Judge Carmel Agius, president of the International Criminal Tribunal for the former Yugoslavia, opened the exhibition Targeting Monuments -Targeting History and Memory in the History Museum in Sarajevo. The exhibition deals with the destruction of cultural heritage in the wars in BH, Croatia and Kosovo

President of the ICTY Carmel Agius and History Museum of BiH director Elma Hašimbegović opening the exhibition President of the ICTY Carmel Agius and History Museum of BiH director Elma Hašimbegović opening the exhibition "Targeting Monuments" in Sarajevo

Targeting Monuments - Targeting History and Memory is an exhibition based on the interactive narrative with the same name; it tells the tale of the destruction of historical, cultural and religious monuments in the wars waged in the 1990s in the former Yugoslavia. The events have been investigated, reconstructed and prosecuted in the trials at the ICTY.

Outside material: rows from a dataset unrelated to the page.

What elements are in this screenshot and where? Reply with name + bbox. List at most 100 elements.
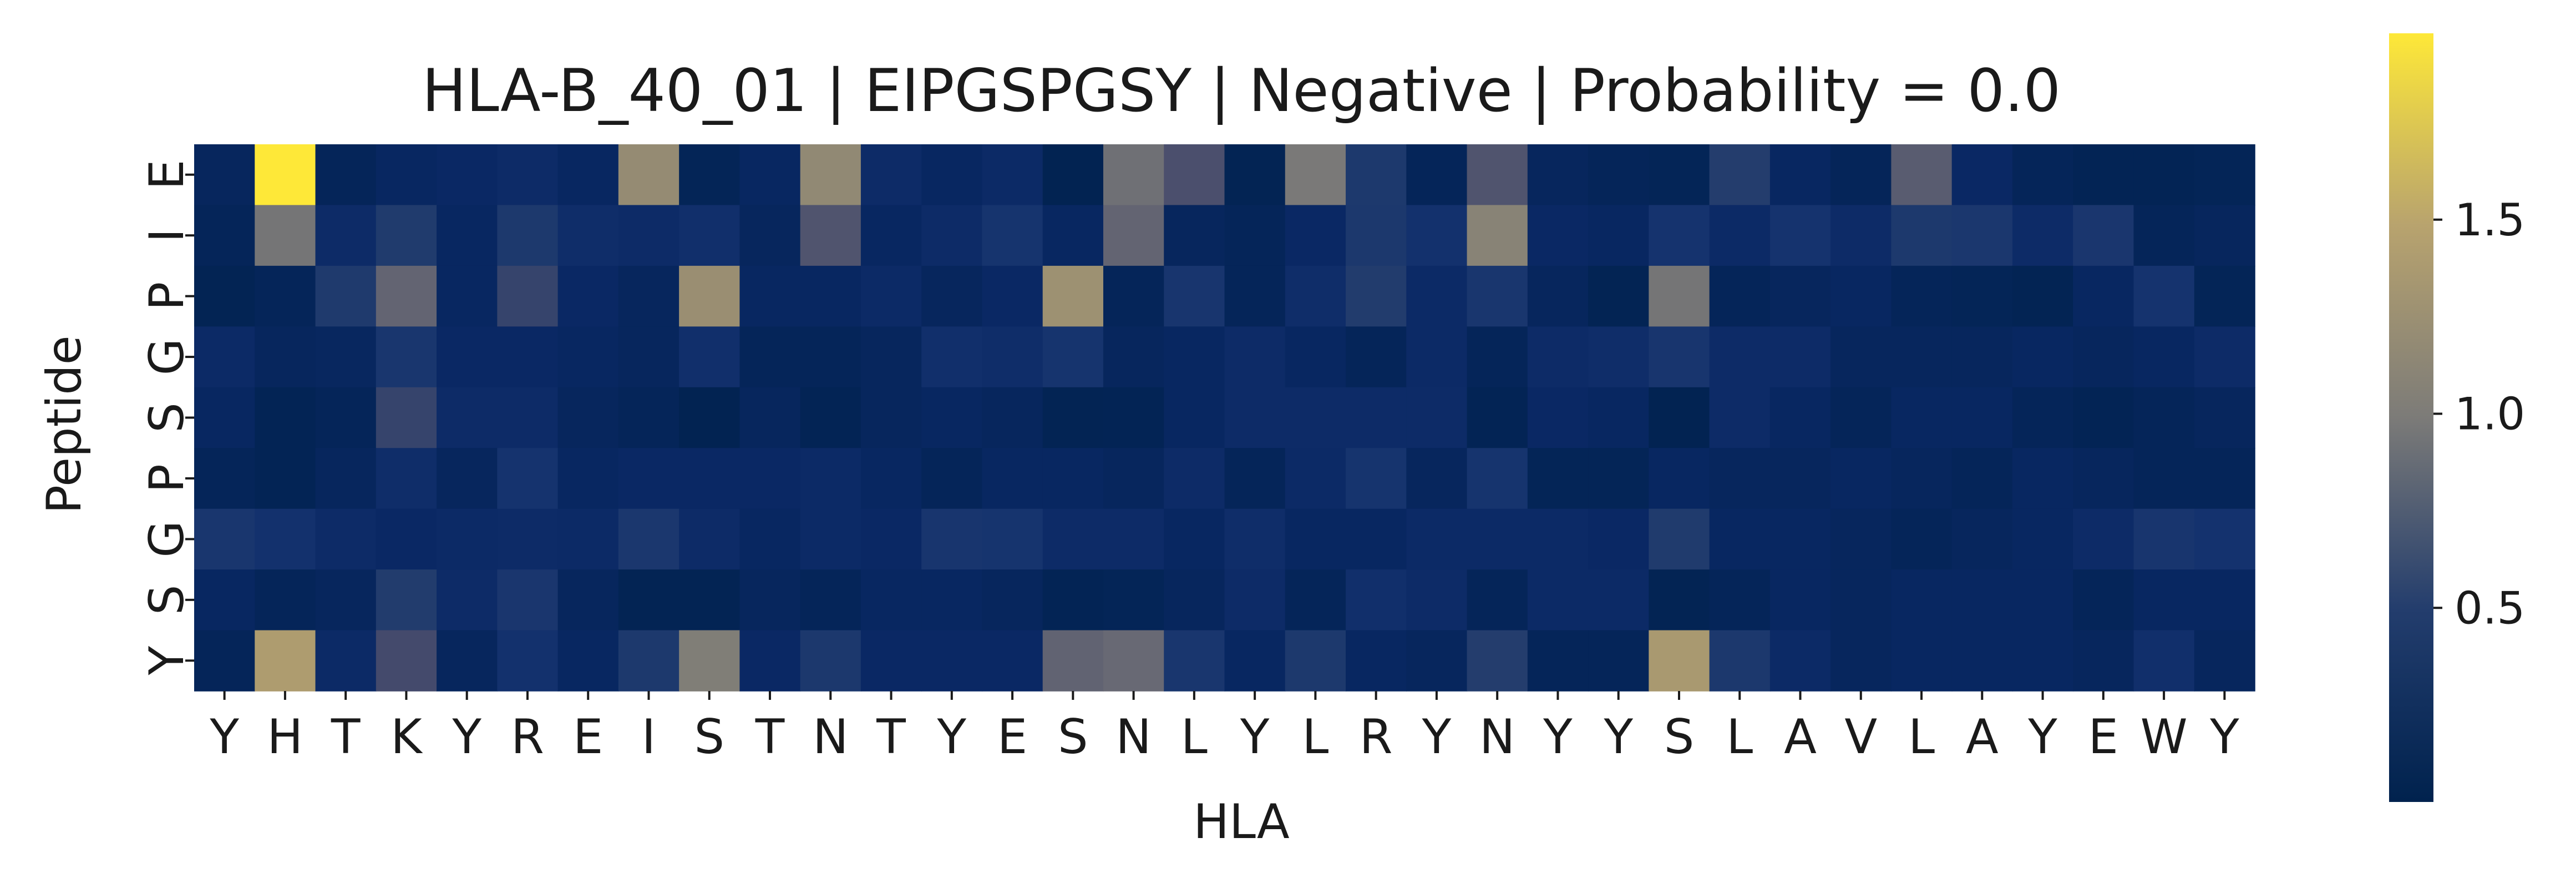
heatmap-cell bbox=[1224, 448, 1286, 509]
chart-title: HLA-B_40_01 | EIPGSPGSY | Negative | Pro… bbox=[422, 57, 2061, 125]
heatmap-cell bbox=[1527, 569, 1589, 631]
x-tick-label: T bbox=[331, 709, 361, 765]
heatmap-cell bbox=[437, 569, 498, 631]
heatmap-cell bbox=[1042, 144, 1104, 206]
heatmap-cell bbox=[921, 630, 983, 692]
heatmap-cell bbox=[921, 508, 983, 570]
y-tick-label: S bbox=[139, 402, 195, 433]
heatmap-cell bbox=[739, 326, 801, 388]
heatmap-cell bbox=[1285, 205, 1346, 266]
heatmap-cell bbox=[255, 326, 316, 388]
heatmap-cell bbox=[1830, 569, 1892, 631]
heatmap-cell bbox=[1224, 508, 1286, 570]
heatmap-cell bbox=[1467, 630, 1528, 692]
x-tick-label: N bbox=[813, 709, 848, 765]
heatmap-cell bbox=[1467, 508, 1528, 570]
heatmap-cell bbox=[1467, 326, 1528, 388]
heatmap-cell bbox=[315, 630, 377, 692]
x-tick-label: W bbox=[2141, 709, 2188, 765]
heatmap-cell bbox=[315, 144, 377, 206]
heatmap-cell bbox=[376, 387, 437, 449]
heatmap-cell bbox=[2012, 508, 2073, 570]
heatmap-cell bbox=[860, 508, 922, 570]
heatmap-cell bbox=[557, 265, 619, 327]
heatmap-cell bbox=[194, 144, 256, 206]
x-tick-label: Y bbox=[937, 709, 967, 765]
heatmap-cell bbox=[982, 387, 1043, 449]
heatmap-cell bbox=[1769, 630, 1831, 692]
heatmap-cell bbox=[1769, 205, 1831, 266]
x-tick-label: Y bbox=[1422, 709, 1452, 765]
heatmap-cell bbox=[1830, 326, 1892, 388]
heatmap-cell bbox=[2133, 144, 2195, 206]
heatmap-cell bbox=[255, 448, 316, 509]
heatmap-cell bbox=[679, 630, 741, 692]
heatmap-cell bbox=[557, 144, 619, 206]
heatmap-cell bbox=[800, 508, 861, 570]
heatmap-cell bbox=[376, 508, 437, 570]
heatmap-cell bbox=[1769, 144, 1831, 206]
heatmap-cell bbox=[2194, 387, 2255, 449]
heatmap-cell bbox=[2194, 265, 2255, 327]
heatmap-cell bbox=[1042, 448, 1104, 509]
heatmap-cell bbox=[1406, 387, 1468, 449]
heatmap-cell bbox=[1649, 448, 1710, 509]
heatmap-cell bbox=[618, 630, 680, 692]
colorbar-ticks: 0.5 1.0 1.5 bbox=[2433, 194, 2525, 634]
heatmap-cell bbox=[437, 630, 498, 692]
heatmap-cell bbox=[1042, 326, 1104, 388]
heatmap-cell bbox=[2012, 205, 2073, 266]
heatmap-cell bbox=[1709, 265, 1771, 327]
heatmap-cell bbox=[437, 265, 498, 327]
heatmap-cell bbox=[982, 205, 1043, 266]
heatmap-cell bbox=[1709, 387, 1771, 449]
heatmap-cell bbox=[1224, 265, 1286, 327]
heatmap-cell bbox=[1588, 205, 1650, 266]
heatmap-cell bbox=[982, 448, 1043, 509]
heatmap-cell bbox=[618, 326, 680, 388]
heatmap-cell bbox=[497, 265, 559, 327]
colorbar bbox=[2389, 33, 2433, 802]
heatmap-cell bbox=[2194, 569, 2255, 631]
heatmap-cell bbox=[1224, 569, 1286, 631]
heatmap-cell bbox=[2073, 265, 2134, 327]
heatmap-cell bbox=[1406, 508, 1468, 570]
heatmap-cell bbox=[800, 387, 861, 449]
heatmap-cell bbox=[982, 508, 1043, 570]
heatmap-cell bbox=[1951, 144, 2013, 206]
heatmap-cell bbox=[679, 569, 741, 631]
heatmap-cell bbox=[1346, 326, 1407, 388]
heatmap-cell bbox=[1346, 508, 1407, 570]
x-tick-label: Y bbox=[1543, 709, 1573, 765]
heatmap-cell bbox=[376, 205, 437, 266]
heatmap-cell bbox=[618, 508, 680, 570]
x-tick-label: Y bbox=[2027, 709, 2057, 765]
heatmap-cell bbox=[497, 387, 559, 449]
heatmap-cell bbox=[255, 265, 316, 327]
x-tick-label: S bbox=[1664, 709, 1695, 765]
heatmap-cell bbox=[800, 144, 861, 206]
heatmap-cell bbox=[2073, 569, 2134, 631]
heatmap-cell bbox=[921, 448, 983, 509]
y-tick-label: Y bbox=[139, 646, 195, 676]
heatmap-cell bbox=[376, 265, 437, 327]
x-tick-label: S bbox=[694, 709, 724, 765]
x-tick-label: S bbox=[1058, 709, 1088, 765]
heatmap-cell bbox=[1709, 326, 1771, 388]
y-tick-label: G bbox=[139, 521, 195, 558]
heatmap-cell bbox=[1346, 448, 1407, 509]
x-tick-label: N bbox=[1115, 709, 1151, 765]
heatmap-cell bbox=[679, 508, 741, 570]
heatmap-cell bbox=[2133, 265, 2195, 327]
heatmap-cell bbox=[2133, 326, 2195, 388]
heatmap-cell bbox=[860, 326, 922, 388]
heatmap-cell bbox=[860, 630, 922, 692]
heatmap-cell bbox=[557, 508, 619, 570]
heatmap-cell bbox=[1891, 326, 1953, 388]
heatmap-cell bbox=[1891, 144, 1953, 206]
x-tick-label: T bbox=[755, 709, 785, 765]
heatmap-cell bbox=[1224, 387, 1286, 449]
heatmap-cell bbox=[437, 448, 498, 509]
heatmap-cell bbox=[1042, 508, 1104, 570]
heatmap-cell bbox=[1527, 448, 1589, 509]
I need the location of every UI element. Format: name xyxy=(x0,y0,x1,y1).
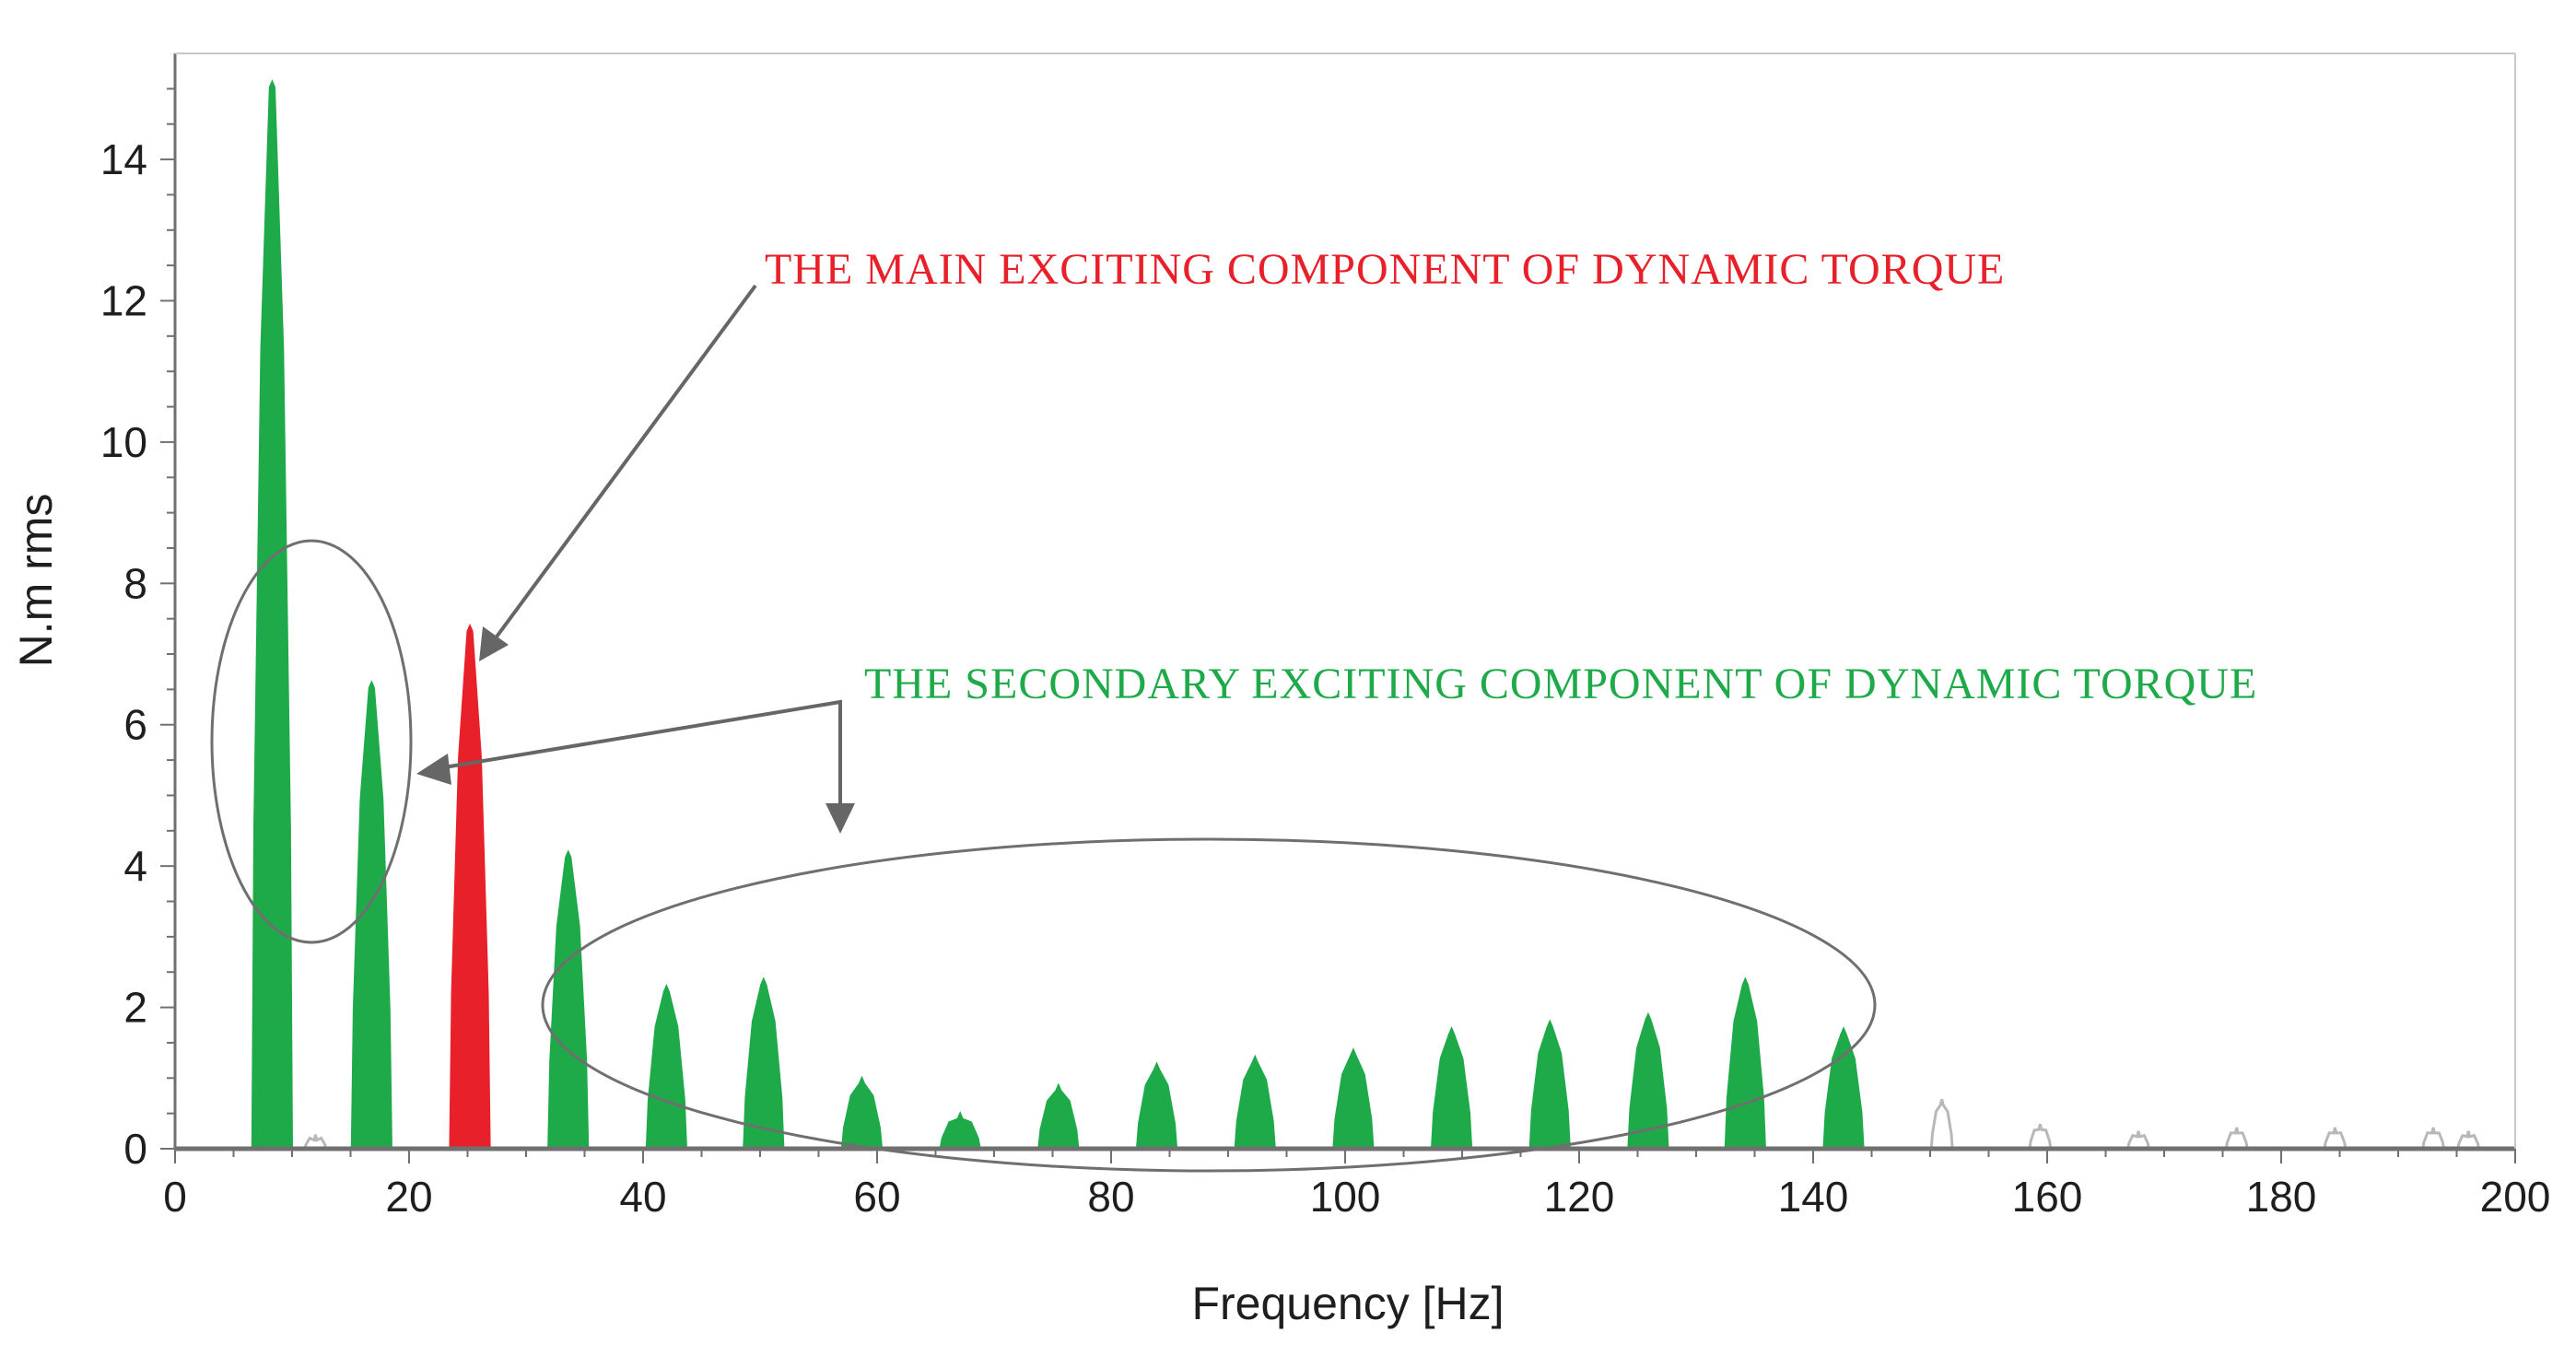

As Judge Agius noted in his address at the opening, the destruction of those monuments is 'a crime designed to strike at the very identity of a people'. The ICTY had unequivocally condemned those crimes, qualifying them as 'crimes against humanity and persecutions'. Indeed, as Judge Agius stressed, this is 'one of its most important contributions to international criminal law'.

The ICTY president stressed another reason why the exhibition is important: it is the result of a joint initiative launched by civil society organisations from Croatia, Serbia, Bosnia and Herzegovina, and the Netherlands; as he noted, this is 'a demonstration of the kind of cooperation that the region of the former Yugoslavia needs on all levels'.

The exhibition Targeting Monuments - Targeting History and Memory is part of a joint project run by SENSE Center for Transitional Justice (from Pula, Croatia), Documenta Center for Dealing with the Past (from Zagreb, Croatia), the Humanitarian Law Center from Belgrade, Serbia and the pan-European organisation for the protection of cultural heritage Europa Nostra from The Hague, Netherlands.

Other speakers at the opening ceremony were the director of the BH History Museum Elma Hasimbegovic, the exhibition curator Branka Bencic and the director of SENSE Center for Transitional JusticeMirko Klarin.

Before moving to Sarajevo where it will be on until 31 August, the exhibition was shown in Zagreb and Belgrade, In October and November 2017 it will move to Pula and to The Hague. In addition to the travelling exhibition, the joint project run by the civil society organisations from the former Yugoslavia includes study visits, roundtable discussions, workshops and international conferences on the links between cultural heritage and reconciliation.

The project Targeting History and Memory is supported by the EU through its "Europe for Citizens" programme.